SWR3 Gedanken

SWR3 Gedanken

„Damals, als wir fliehen waren, hatte ich auch so einen Zopf, “ sagt das kleine Mädchen. Mir läuft es eiskalt den Rücken herunter. Ich spiele gerade mit Kindern aus Syrien. Sie leben jetzt schon eine Weile in Deutschland und wir können uns ganz normal unterhalten. Nach Kartenspielen und Mensch-Ärger-dich nicht sind wir dazu übergegangen, uns gegenseitig Frisuren zu machen. Und während ich einem Mädchen einen langen Zopf ins Haar flechte, sagt ein vierjähriges Mädchen plötzlich diesen Satz: Damals, als wir fliehen waren, da hatte ich auch so einen Zopf.

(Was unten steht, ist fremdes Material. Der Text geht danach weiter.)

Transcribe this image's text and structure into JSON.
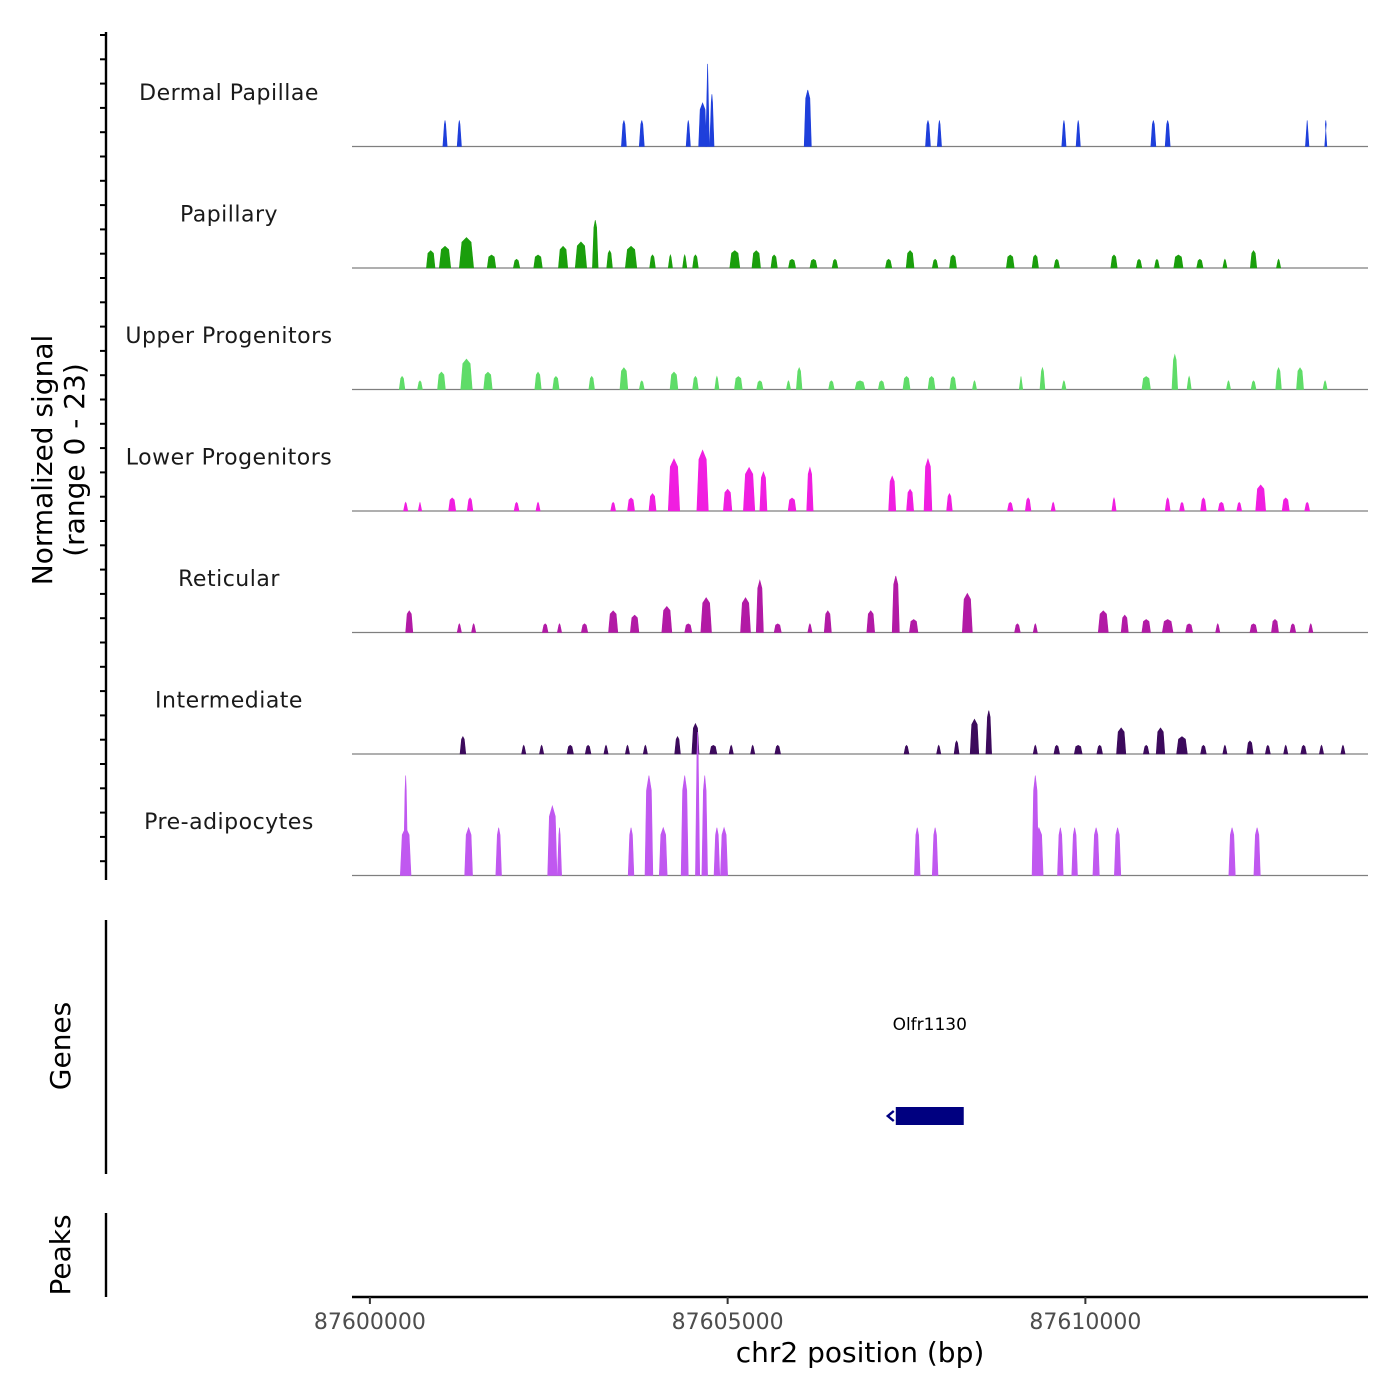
{
  "chart_data": {
    "type": "area",
    "title": "",
    "xlabel": "chr2 position (bp)",
    "ylabel_line1": "Normalized signal",
    "ylabel_line2": "(range 0 - 23)",
    "ylim": [
      0,
      23
    ],
    "xlim": [
      87599750,
      87613950
    ],
    "x_ticks": [
      87600000,
      87605000,
      87610000
    ],
    "x_tick_labels": [
      "87600000",
      "87605000",
      "87610000"
    ],
    "tracks": [
      {
        "name": "Dermal Papillae",
        "color": "#1e3fdb",
        "peaks": [
          [
            87601050,
            60,
            6
          ],
          [
            87601250,
            60,
            6
          ],
          [
            87603550,
            70,
            6
          ],
          [
            87603800,
            70,
            6
          ],
          [
            87604450,
            60,
            6
          ],
          [
            87604650,
            110,
            10
          ],
          [
            87604720,
            50,
            19
          ],
          [
            87604780,
            60,
            12
          ],
          [
            87606120,
            100,
            13
          ],
          [
            87607800,
            70,
            6
          ],
          [
            87607960,
            60,
            6
          ],
          [
            87609700,
            60,
            6
          ],
          [
            87609900,
            60,
            6
          ],
          [
            87610950,
            70,
            6
          ],
          [
            87611150,
            70,
            6
          ],
          [
            87613100,
            50,
            6
          ],
          [
            87613360,
            30,
            6
          ]
        ]
      },
      {
        "name": "Papillary",
        "color": "#1a9e0c",
        "peaks": [
          [
            87600850,
            120,
            4
          ],
          [
            87601050,
            160,
            5
          ],
          [
            87601350,
            200,
            7
          ],
          [
            87601700,
            120,
            3
          ],
          [
            87602050,
            90,
            2
          ],
          [
            87602350,
            120,
            3
          ],
          [
            87602700,
            130,
            5
          ],
          [
            87602950,
            160,
            6
          ],
          [
            87603150,
            80,
            11
          ],
          [
            87603350,
            80,
            4
          ],
          [
            87603650,
            160,
            5
          ],
          [
            87603950,
            80,
            3
          ],
          [
            87604200,
            60,
            3
          ],
          [
            87604400,
            60,
            3
          ],
          [
            87604550,
            80,
            3
          ],
          [
            87605100,
            140,
            4
          ],
          [
            87605400,
            120,
            4
          ],
          [
            87605650,
            90,
            3
          ],
          [
            87605900,
            100,
            2
          ],
          [
            87606200,
            100,
            2
          ],
          [
            87606500,
            80,
            2
          ],
          [
            87607250,
            90,
            2
          ],
          [
            87607550,
            110,
            4
          ],
          [
            87607900,
            80,
            2
          ],
          [
            87608150,
            100,
            3
          ],
          [
            87608950,
            110,
            3
          ],
          [
            87609300,
            90,
            3
          ],
          [
            87609600,
            80,
            2
          ],
          [
            87610400,
            90,
            3
          ],
          [
            87610750,
            80,
            2
          ],
          [
            87611000,
            70,
            2
          ],
          [
            87611300,
            130,
            3
          ],
          [
            87611600,
            90,
            2
          ],
          [
            87611950,
            60,
            2
          ],
          [
            87612350,
            90,
            4
          ],
          [
            87612700,
            60,
            2
          ]
        ]
      },
      {
        "name": "Upper Progenitors",
        "color": "#5fdc68",
        "peaks": [
          [
            87600450,
            80,
            3
          ],
          [
            87600700,
            70,
            2
          ],
          [
            87601000,
            110,
            4
          ],
          [
            87601350,
            160,
            7
          ],
          [
            87601650,
            120,
            4
          ],
          [
            87602350,
            90,
            4
          ],
          [
            87602600,
            90,
            3
          ],
          [
            87603100,
            80,
            3
          ],
          [
            87603550,
            110,
            5
          ],
          [
            87603800,
            70,
            2
          ],
          [
            87604250,
            110,
            4
          ],
          [
            87604550,
            80,
            3
          ],
          [
            87604850,
            60,
            3
          ],
          [
            87605150,
            110,
            3
          ],
          [
            87605450,
            90,
            2
          ],
          [
            87605850,
            60,
            2
          ],
          [
            87606000,
            80,
            5
          ],
          [
            87606450,
            80,
            2
          ],
          [
            87606850,
            140,
            2
          ],
          [
            87607150,
            90,
            2
          ],
          [
            87607500,
            100,
            3
          ],
          [
            87607850,
            100,
            3
          ],
          [
            87608150,
            90,
            3
          ],
          [
            87608450,
            60,
            2
          ],
          [
            87609100,
            50,
            3
          ],
          [
            87609400,
            70,
            5
          ],
          [
            87609700,
            60,
            2
          ],
          [
            87610850,
            120,
            3
          ],
          [
            87611250,
            80,
            8
          ],
          [
            87611450,
            60,
            3
          ],
          [
            87612000,
            60,
            2
          ],
          [
            87612350,
            70,
            2
          ],
          [
            87612700,
            80,
            5
          ],
          [
            87613000,
            100,
            5
          ],
          [
            87613350,
            60,
            2
          ]
        ]
      },
      {
        "name": "Lower Progenitors",
        "color": "#f01ee0",
        "peaks": [
          [
            87600500,
            60,
            2
          ],
          [
            87600700,
            50,
            2
          ],
          [
            87601150,
            100,
            3
          ],
          [
            87601400,
            80,
            3
          ],
          [
            87602050,
            70,
            2
          ],
          [
            87602350,
            60,
            2
          ],
          [
            87603400,
            70,
            2
          ],
          [
            87603650,
            100,
            3
          ],
          [
            87603950,
            100,
            4
          ],
          [
            87604250,
            160,
            12
          ],
          [
            87604650,
            160,
            14
          ],
          [
            87605000,
            120,
            5
          ],
          [
            87605300,
            160,
            10
          ],
          [
            87605500,
            100,
            9
          ],
          [
            87605900,
            110,
            3
          ],
          [
            87606150,
            90,
            10
          ],
          [
            87607300,
            100,
            8
          ],
          [
            87607550,
            100,
            5
          ],
          [
            87607800,
            110,
            12
          ],
          [
            87608100,
            80,
            4
          ],
          [
            87608950,
            80,
            2
          ],
          [
            87609200,
            80,
            3
          ],
          [
            87609550,
            60,
            2
          ],
          [
            87610400,
            60,
            3
          ],
          [
            87611150,
            70,
            3
          ],
          [
            87611350,
            70,
            2
          ],
          [
            87611650,
            80,
            3
          ],
          [
            87611900,
            90,
            2
          ],
          [
            87612150,
            70,
            2
          ],
          [
            87612450,
            140,
            6
          ],
          [
            87612800,
            100,
            3
          ],
          [
            87613100,
            70,
            2
          ]
        ]
      },
      {
        "name": "Reticular",
        "color": "#b21aa5",
        "peaks": [
          [
            87600550,
            100,
            5
          ],
          [
            87601250,
            60,
            2
          ],
          [
            87601450,
            60,
            2
          ],
          [
            87602450,
            80,
            2
          ],
          [
            87602650,
            60,
            2
          ],
          [
            87603000,
            90,
            2
          ],
          [
            87603400,
            130,
            5
          ],
          [
            87603700,
            120,
            4
          ],
          [
            87604150,
            140,
            6
          ],
          [
            87604450,
            100,
            2
          ],
          [
            87604700,
            150,
            8
          ],
          [
            87605250,
            140,
            8
          ],
          [
            87605450,
            100,
            12
          ],
          [
            87605700,
            100,
            2
          ],
          [
            87606150,
            60,
            2
          ],
          [
            87606400,
            100,
            5
          ],
          [
            87607000,
            110,
            5
          ],
          [
            87607350,
            100,
            13
          ],
          [
            87607600,
            120,
            3
          ],
          [
            87608350,
            140,
            9
          ],
          [
            87609050,
            80,
            2
          ],
          [
            87609300,
            60,
            2
          ],
          [
            87610250,
            140,
            5
          ],
          [
            87610550,
            100,
            4
          ],
          [
            87610850,
            120,
            3
          ],
          [
            87611150,
            150,
            3
          ],
          [
            87611450,
            100,
            2
          ],
          [
            87611850,
            60,
            2
          ],
          [
            87612350,
            100,
            2
          ],
          [
            87612650,
            100,
            3
          ],
          [
            87612900,
            80,
            2
          ],
          [
            87613150,
            60,
            2
          ]
        ]
      },
      {
        "name": "Intermediate",
        "color": "#3c0a5c",
        "peaks": [
          [
            87601300,
            80,
            4
          ],
          [
            87602150,
            60,
            2
          ],
          [
            87602400,
            60,
            2
          ],
          [
            87602800,
            90,
            2
          ],
          [
            87603050,
            80,
            2
          ],
          [
            87603300,
            60,
            2
          ],
          [
            87603600,
            60,
            2
          ],
          [
            87603850,
            60,
            2
          ],
          [
            87604300,
            80,
            4
          ],
          [
            87604550,
            100,
            7
          ],
          [
            87604800,
            100,
            2
          ],
          [
            87605050,
            60,
            2
          ],
          [
            87605350,
            60,
            2
          ],
          [
            87605700,
            80,
            2
          ],
          [
            87607500,
            70,
            2
          ],
          [
            87607950,
            60,
            2
          ],
          [
            87608200,
            70,
            3
          ],
          [
            87608450,
            120,
            8
          ],
          [
            87608650,
            80,
            10
          ],
          [
            87609300,
            60,
            2
          ],
          [
            87609600,
            80,
            2
          ],
          [
            87609900,
            110,
            2
          ],
          [
            87610200,
            80,
            2
          ],
          [
            87610500,
            130,
            6
          ],
          [
            87610850,
            80,
            2
          ],
          [
            87611050,
            120,
            6
          ],
          [
            87611350,
            150,
            4
          ],
          [
            87611650,
            80,
            2
          ],
          [
            87611950,
            60,
            2
          ],
          [
            87612300,
            90,
            3
          ],
          [
            87612550,
            70,
            2
          ],
          [
            87612800,
            60,
            2
          ],
          [
            87613050,
            80,
            2
          ],
          [
            87613300,
            60,
            2
          ],
          [
            87613600,
            60,
            2
          ]
        ]
      },
      {
        "name": "Pre-adipocytes",
        "color": "#c058f0",
        "peaks": [
          [
            87600500,
            60,
            23
          ],
          [
            87600500,
            150,
            11
          ],
          [
            87601380,
            110,
            11
          ],
          [
            87601800,
            80,
            11
          ],
          [
            87602550,
            130,
            16
          ],
          [
            87602650,
            60,
            11
          ],
          [
            87603650,
            80,
            11
          ],
          [
            87603900,
            110,
            23
          ],
          [
            87604100,
            110,
            11
          ],
          [
            87604400,
            100,
            23
          ],
          [
            87604580,
            60,
            33
          ],
          [
            87604680,
            80,
            23
          ],
          [
            87604850,
            80,
            11
          ],
          [
            87604950,
            100,
            11
          ],
          [
            87607650,
            80,
            11
          ],
          [
            87607900,
            80,
            11
          ],
          [
            87609300,
            90,
            23
          ],
          [
            87609350,
            120,
            11
          ],
          [
            87609650,
            80,
            11
          ],
          [
            87609850,
            80,
            11
          ],
          [
            87610150,
            90,
            11
          ],
          [
            87610450,
            90,
            11
          ],
          [
            87612050,
            90,
            11
          ],
          [
            87612400,
            90,
            11
          ]
        ]
      }
    ],
    "genes": [
      {
        "name": "Olfr1130",
        "start": 87607350,
        "end": 87608300,
        "strand": "-",
        "color": "#000080"
      }
    ],
    "panels": [
      "Genes",
      "Peaks"
    ]
  }
}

Mir krampft sich das Herz zusammen. Wer vermag zu erahnen, was in dieser Kinderseele vor sich geht. Im Krieg geboren, in ständiger Gefahr aufgewachsen und schließlich auf der Flucht. Ich habe Angst. Angst davor, dass die Kleine nun von ihrem Leben erzählt. Angst davor, was sie erlebt hat und fühlt. Angst, dass ich mit dem was sie erzählt völlig überfordert bin. Und ich schäme mich. Dafür, dass ich Angst habe, auch nur zu hören, was sie bewegt. Ich bin erwachsen, sie ist ein Kind und sie kann es sich nicht aussuchen. Sie muss damit umgehen.

 

Ich schaue sie an und warte einfach. Innerlich auf Vieles gefasst. Aber auf das, was sie dann tut nicht. Sie zupft ein paar Blumen aus dem Gras und steckt sie in den Zopf des anderen Mädchens. Dann nimmt sie meine Hand und strahlt: „Jetzt ist es ein sehr schöner Zopf!“. Anschließend setzt sie sich einfach hin und beginnt, ihrer Puppe auch Blumen ins Haar zu stecken. Ein Bild vollkommenen Friedens. Ihre Erlebnisse spricht sie nicht mehr an. Aber ich weiß, wenn sie es irgendwann tut, werde ich ihr zuhören. Egal, was es ist.